Having first experienced it as a naïve 16 year old in 2005, I was seduced by its madness and have attended five times in total, this year being only the second I’ve missed since. The fusion of every hype band of every genre of the moment and iconic sets from returning legends make it the only festival to rival Glastonbury for choice and exclusivity.

Add to this the chaos and adventure of thousands of other crazy, unhinged but fun-loving individuals camping on top of each other and you have somewhere unlike anywhere else on earth for one weekend a year.

My second interviewee, Bethan Elfyn of the BBC, knows all about the magic of Reading festival, having been a compere on the NME/Radio 1 stage for over 10 years now.

“It’s an electric atmosphere from the first band right the way through. The level of the music fans who come to Reading every year astound me. They'll know all the words to songs by bands that I've only just discovered,” she says, taking time out from a busy week in which she is filling in for Lauren Laverne on 6 Music each morning before heading to Reading on Friday.

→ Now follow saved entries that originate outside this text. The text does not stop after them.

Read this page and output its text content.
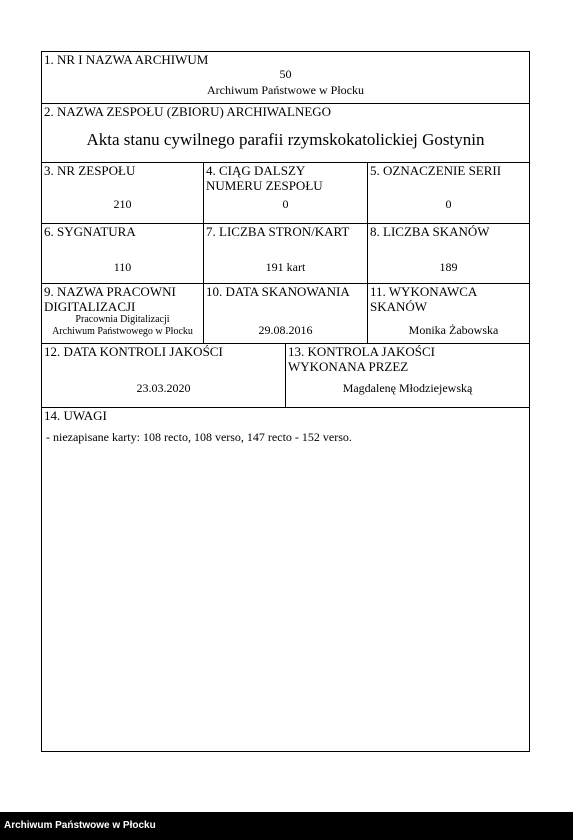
1. NR I NAZWA ARCHIWUM
50
Archiwum Państwowe w Płocku
2. NAZWA ZESPOŁU (ZBIORU) ARCHIWALNEGO
Akta stanu cywilnego parafii rzymskokatolickiej Gostynin
3. NR ZESPOŁU
210
4. CIĄG DALSZY NUMERU ZESPOŁU
0
5. OZNACZENIE SERII
0
6. SYGNATURA
110
7. LICZBA STRON/KART
191 kart
8. LICZBA SKANÓW
189
9. NAZWA PRACOWNI DIGITALIZACJI
Pracownia Digitalizacji
Archiwum Państwowego w Płocku
10. DATA SKANOWANIA
29.08.2016
11. WYKONAWCA SKANÓW
Monika Żabowska
12. DATA KONTROLI JAKOŚCI
23.03.2020
13. KONTROLA JAKOŚCI WYKONANA PRZEZ
Magdalenę Młodziejewską
14. UWAGI
- niezapisane karty: 108 recto, 108 verso, 147 recto - 152 verso.
Archiwum Państwowe w Płocku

Throughout the week on the radio she has alluded to her excitement for the weekend ahead, this year’s NME/R1 stage will see sets from Beady Eye, Jane’s Addiction and The Streets, so what’s like to be onstage and backstage at the festival?

“It’s ridiculously exciting, busy and hectic. There's loads of crew lugging heavy gear, bands looking nervous, a stage manager shouting at everyone, sulky sound guys, indifferent lighting guys, and a whole load of friends and liggers.

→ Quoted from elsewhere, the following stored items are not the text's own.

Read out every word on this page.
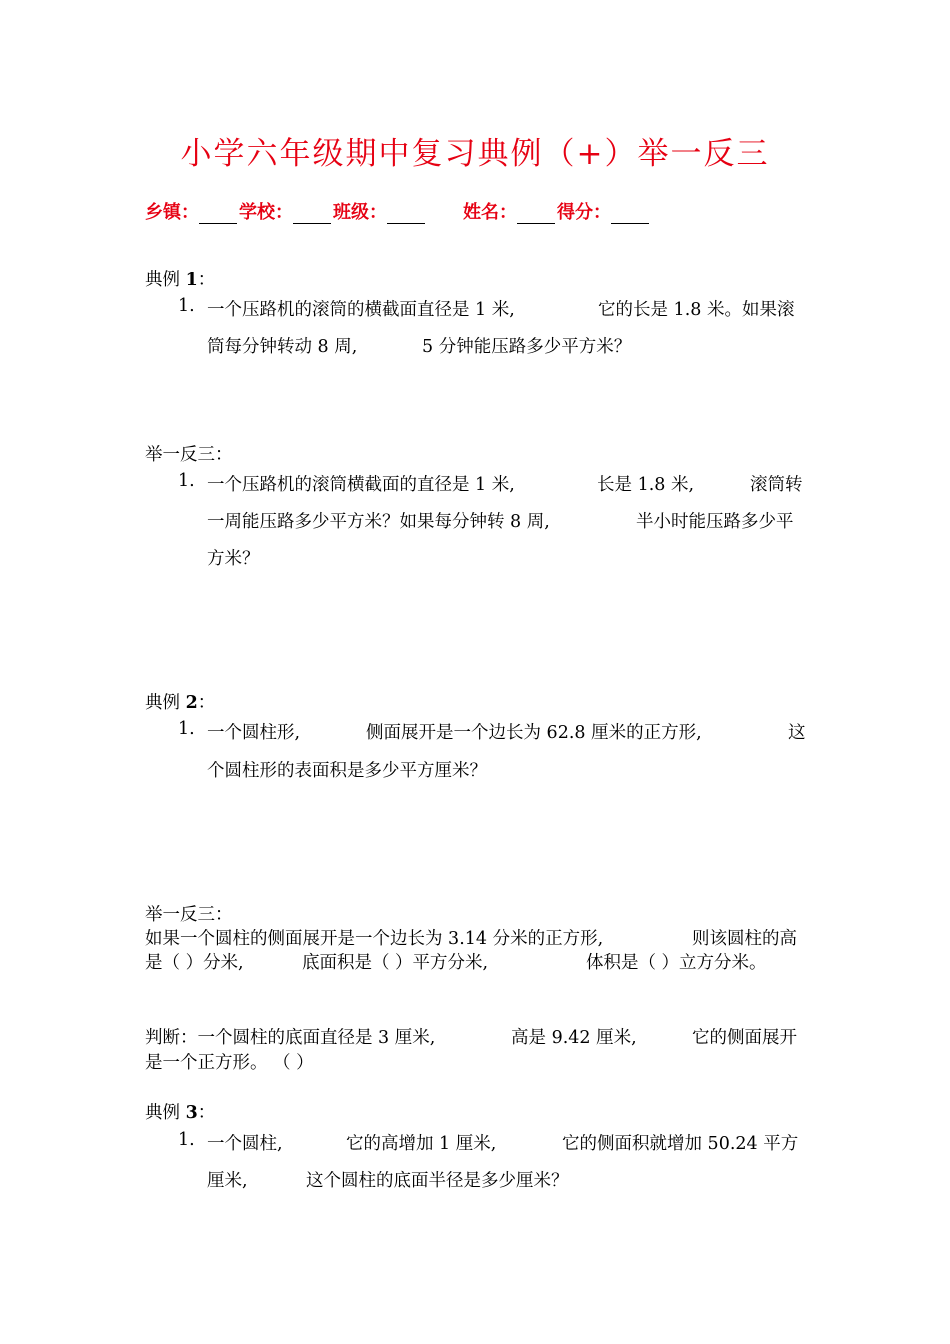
小学六年级期中复习典例（+）举一反三
乡镇： 学校： 班级：	姓名： 得分：
典例 1：
1. 一个压路机的滚筒的横截面直径是 1 米,	它的长是 1.8 米。如果滚
筒每分钟转动 8 周,	5 分钟能压路多少平方米？
举一反三：
1. 一个压路机的滚筒横截面的直径是 1 米,	长是 1.8 米,	滚筒转
一周能压路多少平方米？如果每分钟转 8 周,	半小时能压路多少平
方米？
典例 2：
1. 一个圆柱形,	侧面展开是一个边长为 62.8 厘米的正方形,	这
个圆柱形的表面积是多少平方厘米？
举一反三：
如果一个圆柱的侧面展开是一个边长为 3.14 分米的正方形,	则该圆柱的高
是（ ）分米,	底面积是（ ）平方分米,	体积是（ ）立方分米。
判断：一个圆柱的底面直径是 3 厘米,	高是 9.42 厘米,	它的侧面展开
是一个正方形。 （ ）
典例 3：
1. 一个圆柱,	它的高增加 1 厘米,	它的侧面积就增加 50.24 平方
厘米,	这个圆柱的底面半径是多少厘米？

“I'm glad that I’m busy and occupied in amongst all the chaos. I get to see everything and anything; the crowd, the bands, the crews, it’s a bird-eye view. As you can tell I love it!” says Bethan, who also hosts a show a week on BBC Wales and Absolute Radio since leaving Radio 1 last year after over a decade at the station.

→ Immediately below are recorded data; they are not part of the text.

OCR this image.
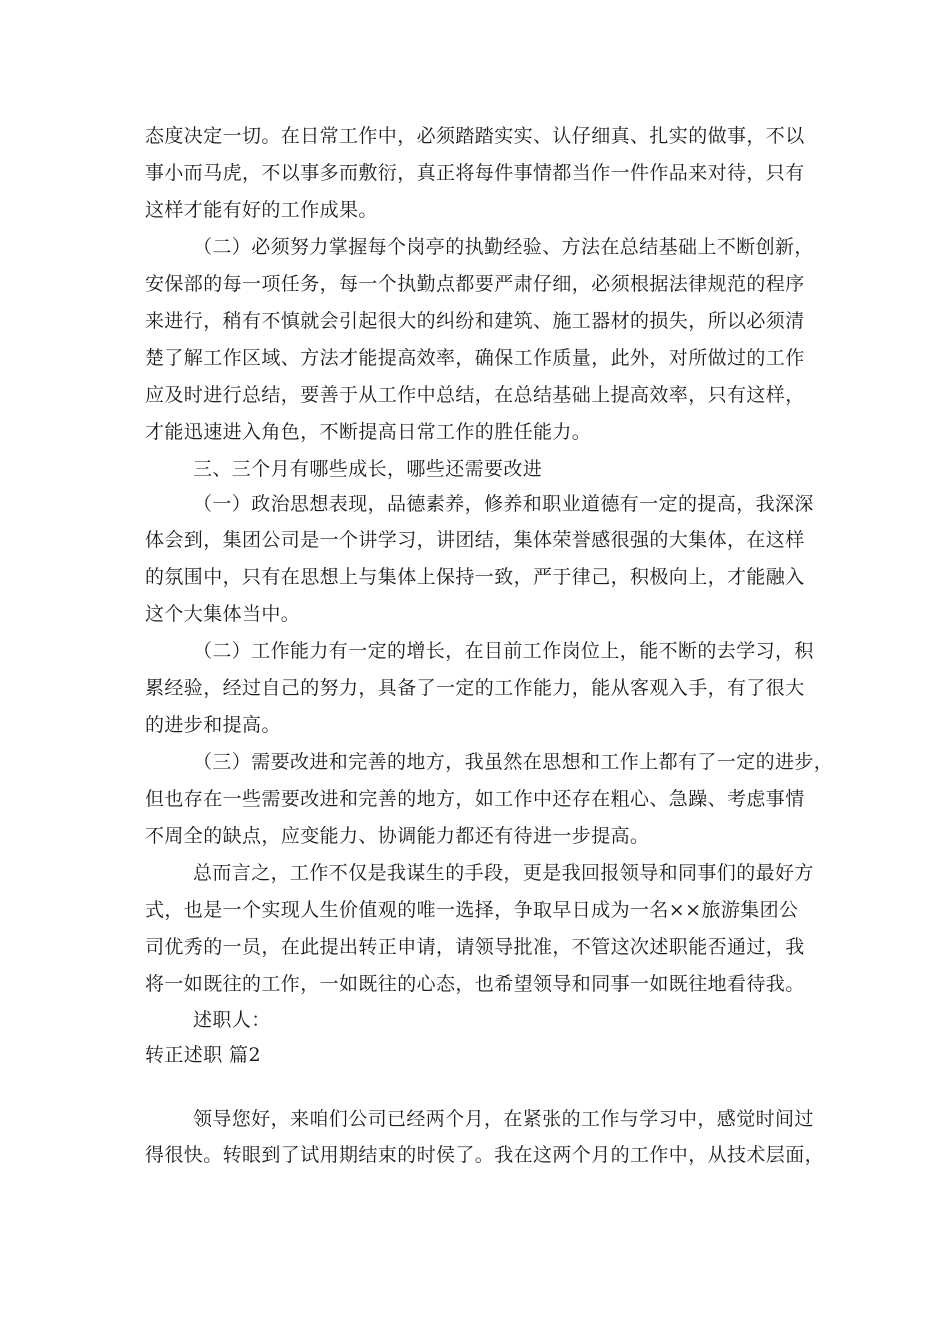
态度决定一切。在日常工作中，必须踏踏实实、认仔细真、扎实的做事，不以
事小而马虎，不以事多而敷衍，真正将每件事情都当作一件作品来对待，只有
这样才能有好的工作成果。
（二）必须努力掌握每个岗亭的执勤经验、方法在总结基础上不断创新，
安保部的每一项任务，每一个执勤点都要严肃仔细，必须根据法律规范的程序
来进行，稍有不慎就会引起很大的纠纷和建筑、施工器材的损失，所以必须清
楚了解工作区域、方法才能提高效率，确保工作质量，此外，对所做过的工作
应及时进行总结，要善于从工作中总结，在总结基础上提高效率，只有这样，
才能迅速进入角色，不断提高日常工作的胜任能力。
三、三个月有哪些成长，哪些还需要改进
（一）政治思想表现，品德素养，修养和职业道德有一定的提高，我深深
体会到，集团公司是一个讲学习，讲团结，集体荣誉感很强的大集体，在这样
的氛围中，只有在思想上与集体上保持一致，严于律己，积极向上，才能融入
这个大集体当中。
（二）工作能力有一定的增长，在目前工作岗位上，能不断的去学习，积
累经验，经过自己的努力，具备了一定的工作能力，能从客观入手，有了很大
的进步和提高。
（三）需要改进和完善的地方，我虽然在思想和工作上都有了一定的进步，
但也存在一些需要改进和完善的地方，如工作中还存在粗心、急躁、考虑事情
不周全的缺点，应变能力、协调能力都还有待进一步提高。
总而言之，工作不仅是我谋生的手段，更是我回报领导和同事们的最好方
式，也是一个实现人生价值观的唯一选择，争取早日成为一名××旅游集团公
司优秀的一员，在此提出转正申请，请领导批准，不管这次述职能否通过，我
将一如既往的工作，一如既往的心态，也希望领导和同事一如既往地看待我。
述职人：
转正述职 篇2
领导您好，来咱们公司已经两个月，在紧张的工作与学习中，感觉时间过
得很快。转眼到了试用期结束的时侯了。我在这两个月的工作中，从技术层面，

When Bethan first hosted the NME/R1 stage with Huw Stephens in 2000, she had never been to the festival before, over ten years later, how does she look back on her tenure?

“I’d been to Leeds the year before and I'd been to plenty of Glastonburys, as well as other smaller festivals, but Reading was a formidable idea to me, a proper Rock festival. I was a bag of nerves for at least the first 8 years of being at Reading,” she admits, as well as revealing that despite the massive growth in the popularity of the festival, not much has changed backstage.

“It hasn't changed much, it’s just a little more organised and I’m a little calmer about being there and doing my job. There's a great family vibe with the crew who work on the R1 stage, so it’s all about catching up with old friends. Some bands have played there loads too – it’s great when you see them grow and get bigger each year - like Two Door Cinema Club filling the tent last year and being on the main stage this year.”

I think audiences at Reading are a true indication of a band’s popularity, seeing a full tent for an early set – such as the aforementioned Two Door set last year – is evidence of a band on the up, and Bethan takes great pleasure in playing a part in that.

“I like seeing the smaller bands, the newer stuff, like Pulled Apart by Horses or Frankie and the Heartstrings, they are my sort of bands,” she says of this year’s acts. It isn’t only small bands that play on the NME/R1 stage though, so who sticks in the mind of Bethan out of the hundreds of bands to grace the stage since she has been hosting.

“John Paul Jones, Dave Grohl and Josh Homme's Them Crooked Vultures show - Jones had a hefty array of instruments, while Grohl is the hardest, loudest drummer I've ever seen and heard up close - no competition! There are so many but some others are Beth Ditto getting the crowd to sing We Are the Champions, girls fainting for the Kooks and Mike Patton's pee bucket,” she says.

Finally, what is it that makes this the festival for Bethan? “The physical blast of noise from the cheers is incredible. It can be a crazed place, a young place, a vibrant festival, and yet the legends and the old stagers still have a place too, which is very important.”

Thanks to Bethan for taking time out of her hectic week to talk to me, and thanks to her for DJing the Silent Disco at 3am last year, what I remember of it was great. Having wrote this I’m now sad that I won’t be seeing her or the festival this year.